Plus, even as I write this, new groundbreaking edits of Pedro Barros (oh my god, that’s sick) and Breana Geering are just begging for multiple viewings. Plus probably another dozen or so more decent things were released in that I just didn’t absorb.

So it is easy to feel bad for the Baker Boys. A video like Deathwish Part 2 has every right to stand head and shoulders above the rest and could be the best video of 2018 to date. That such a good video might get buried in the heaps of gold that were released this week is a shame. Even if you remove Lizard King‘s psychedelic interpretation of what’s an acceptable place to land your large drops (apparently right in the middle of a stair set), take away Ellington‘s inward heelflip, ignore Jamie Foy‘s convincing argument for back-to-back SOTYs, disregard Jake Hayes executing another perfect kicklfip, and pretend Neen‘s varial heelflip never happened (also Kirby and Slash’s tricks) and we would still have a part to blog about. Jon Dickson.
[youtube https://www.youtube.com/watch?v=olDxibvWjRo?rel=0&start=565]
Jon Dickson skates like a speeding bulldozer with machines guns mounted on its sides, destroying gaps and tearing pants with the unstoppable force of an Incredible Hulk with sideburns and a man bun. Sure he kickflips into handrail tricks of both the slide and grind variety, and hell yes there’s cabellarials over the bar and into the bank, and of course he casually pops out of that smith grind before the knobbed end (although I’m convinced he would just plow right through that thing), and obviously he can turn a flatground frontside flip over a picnic table into a set-up trick… but the real joy of Jon Dickson in Deathwish Part 2 is the roll aways.

A man of Dickson’s power and density has no business gliding away with such poise. Check the right arm crossing gracefully in front of him. Scope the left arm swinging behind his back like a lazy boat rudder cutting the calm waters of a still lake. His knees are bent like the bank carving surf style skaters of the 1970s. His eyes glancing over his shoulder from the ground to the road ahead with no sign of surprise or shock. Take away the death defiance of the tricks and brawniness of approach and, dare I say it, Jon Dickson is an elegant skateboarder.

Also, look at his legs on that 11-stair switch frontside flip at around 11:30 in the video! Good lord that is insane. Of all the tricks to not get a second slow-motion angle of, why that one?

peak Greco – the Deathwish Video – 2013

[youtube https://www.youtube.com/watch?v=rsMNyFo58W4?rel=0&start=1789]

First of all, are we all just going to collectively ignore that fact that Jim Greco no longer has most of his tattoos?!?

Now that we have that out of the way, let’s take a look at Jim Greco at the peak of his gnarliness in 2013’s The Deathwish Video. Skating to Slayer, nose blunting cars, getting all darkslidey, and dropping namesake hammers left and right.
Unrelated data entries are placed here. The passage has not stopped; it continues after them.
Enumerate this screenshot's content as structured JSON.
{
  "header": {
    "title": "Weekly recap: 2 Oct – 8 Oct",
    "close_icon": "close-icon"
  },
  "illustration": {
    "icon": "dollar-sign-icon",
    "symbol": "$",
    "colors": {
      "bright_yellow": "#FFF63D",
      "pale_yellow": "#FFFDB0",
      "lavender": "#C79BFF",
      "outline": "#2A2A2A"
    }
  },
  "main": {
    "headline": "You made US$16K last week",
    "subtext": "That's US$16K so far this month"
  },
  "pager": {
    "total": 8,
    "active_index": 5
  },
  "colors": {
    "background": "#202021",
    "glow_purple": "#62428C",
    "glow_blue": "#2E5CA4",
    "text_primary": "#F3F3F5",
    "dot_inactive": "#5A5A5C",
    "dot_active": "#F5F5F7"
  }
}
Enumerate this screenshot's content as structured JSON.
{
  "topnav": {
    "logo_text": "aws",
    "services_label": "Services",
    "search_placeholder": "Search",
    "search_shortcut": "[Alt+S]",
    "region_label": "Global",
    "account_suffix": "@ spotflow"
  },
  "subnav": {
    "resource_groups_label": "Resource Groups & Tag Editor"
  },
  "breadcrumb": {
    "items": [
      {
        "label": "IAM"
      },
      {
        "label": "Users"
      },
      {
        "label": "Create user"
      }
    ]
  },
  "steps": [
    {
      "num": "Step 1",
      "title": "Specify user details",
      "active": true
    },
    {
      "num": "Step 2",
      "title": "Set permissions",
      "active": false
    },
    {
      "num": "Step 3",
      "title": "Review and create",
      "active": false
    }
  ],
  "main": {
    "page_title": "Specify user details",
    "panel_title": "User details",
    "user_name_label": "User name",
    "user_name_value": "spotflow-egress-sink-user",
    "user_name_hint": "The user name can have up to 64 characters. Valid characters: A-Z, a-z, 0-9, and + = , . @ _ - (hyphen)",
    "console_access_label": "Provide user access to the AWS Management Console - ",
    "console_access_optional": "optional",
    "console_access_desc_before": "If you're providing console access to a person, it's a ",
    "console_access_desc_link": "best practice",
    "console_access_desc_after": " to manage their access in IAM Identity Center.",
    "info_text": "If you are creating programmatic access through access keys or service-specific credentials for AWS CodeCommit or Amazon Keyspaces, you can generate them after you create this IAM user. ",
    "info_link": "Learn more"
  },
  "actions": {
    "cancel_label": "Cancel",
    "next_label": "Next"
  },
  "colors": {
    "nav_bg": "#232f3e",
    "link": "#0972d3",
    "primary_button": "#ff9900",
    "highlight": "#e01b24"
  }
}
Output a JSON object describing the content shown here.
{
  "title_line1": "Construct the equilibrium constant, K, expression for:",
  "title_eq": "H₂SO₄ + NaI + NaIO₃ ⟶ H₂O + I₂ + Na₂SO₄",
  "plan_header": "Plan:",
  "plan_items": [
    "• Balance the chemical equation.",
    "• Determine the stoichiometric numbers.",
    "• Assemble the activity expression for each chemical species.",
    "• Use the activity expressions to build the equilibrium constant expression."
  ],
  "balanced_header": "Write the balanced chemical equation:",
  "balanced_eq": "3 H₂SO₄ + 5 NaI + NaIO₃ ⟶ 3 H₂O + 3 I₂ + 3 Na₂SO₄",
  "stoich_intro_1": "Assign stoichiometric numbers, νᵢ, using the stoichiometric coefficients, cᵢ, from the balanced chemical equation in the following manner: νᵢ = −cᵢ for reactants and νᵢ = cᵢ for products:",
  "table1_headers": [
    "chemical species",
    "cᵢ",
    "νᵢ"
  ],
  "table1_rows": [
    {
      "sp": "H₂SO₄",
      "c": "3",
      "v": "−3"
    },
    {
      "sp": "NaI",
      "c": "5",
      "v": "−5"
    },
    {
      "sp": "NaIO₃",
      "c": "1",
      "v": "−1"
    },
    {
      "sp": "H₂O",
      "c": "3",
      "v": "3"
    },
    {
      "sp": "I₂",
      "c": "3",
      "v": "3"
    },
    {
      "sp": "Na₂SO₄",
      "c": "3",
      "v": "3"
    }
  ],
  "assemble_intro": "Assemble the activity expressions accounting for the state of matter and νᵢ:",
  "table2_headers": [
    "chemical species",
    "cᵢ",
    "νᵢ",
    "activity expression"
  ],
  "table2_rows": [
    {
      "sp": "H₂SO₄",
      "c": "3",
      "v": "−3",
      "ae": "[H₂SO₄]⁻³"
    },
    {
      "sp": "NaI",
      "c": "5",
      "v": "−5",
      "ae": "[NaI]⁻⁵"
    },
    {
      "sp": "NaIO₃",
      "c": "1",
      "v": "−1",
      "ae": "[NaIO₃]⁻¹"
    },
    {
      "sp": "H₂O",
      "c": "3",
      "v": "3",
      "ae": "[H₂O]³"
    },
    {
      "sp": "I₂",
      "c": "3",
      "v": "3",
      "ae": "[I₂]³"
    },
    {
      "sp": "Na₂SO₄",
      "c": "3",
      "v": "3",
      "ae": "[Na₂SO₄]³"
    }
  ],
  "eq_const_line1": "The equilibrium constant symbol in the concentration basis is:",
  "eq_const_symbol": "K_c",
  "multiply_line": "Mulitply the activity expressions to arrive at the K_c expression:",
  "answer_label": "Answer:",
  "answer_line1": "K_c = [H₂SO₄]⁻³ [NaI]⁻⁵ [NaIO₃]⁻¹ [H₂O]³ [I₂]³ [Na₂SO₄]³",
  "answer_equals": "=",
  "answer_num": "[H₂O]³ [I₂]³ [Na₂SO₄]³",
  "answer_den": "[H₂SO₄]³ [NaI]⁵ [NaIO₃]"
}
It was such a pleasure to see Jim (and Ellington) both bring it (as opposed to singing it) for Deathwish’s first solo video instead of fading comfortably into guest-trick-from-the-company-owner-who-is-keeping-himself-pro territory (i.e. Rick Howard, Ed Templeton, and so on).

As Greco has recently produced annual video parts of a -uh- more artistic variety, the sobering reality is that Jim won’t be rapidly editing hammers to speed metal again in the near future. I’m thinking we will be lucky to get 2 or 3 tricks, if any, from him in Baker 4. Is Greco even on Deathwish anymore?

But maybe I’m wrong. The Deathwish Video part was a surprise for me so who knows what Greco has hidden up his fashionable sleeve. Apparently he has been skating regularly.

If you want to see all these tricks edited in a different order and laid over a Velvet Underground song, Thrasher reedited this footage in 2014.

This Jim Greco Identity Crisis flow chart is pretty nifty.

Also, let it be said I thought Year 13 was a pretty good video.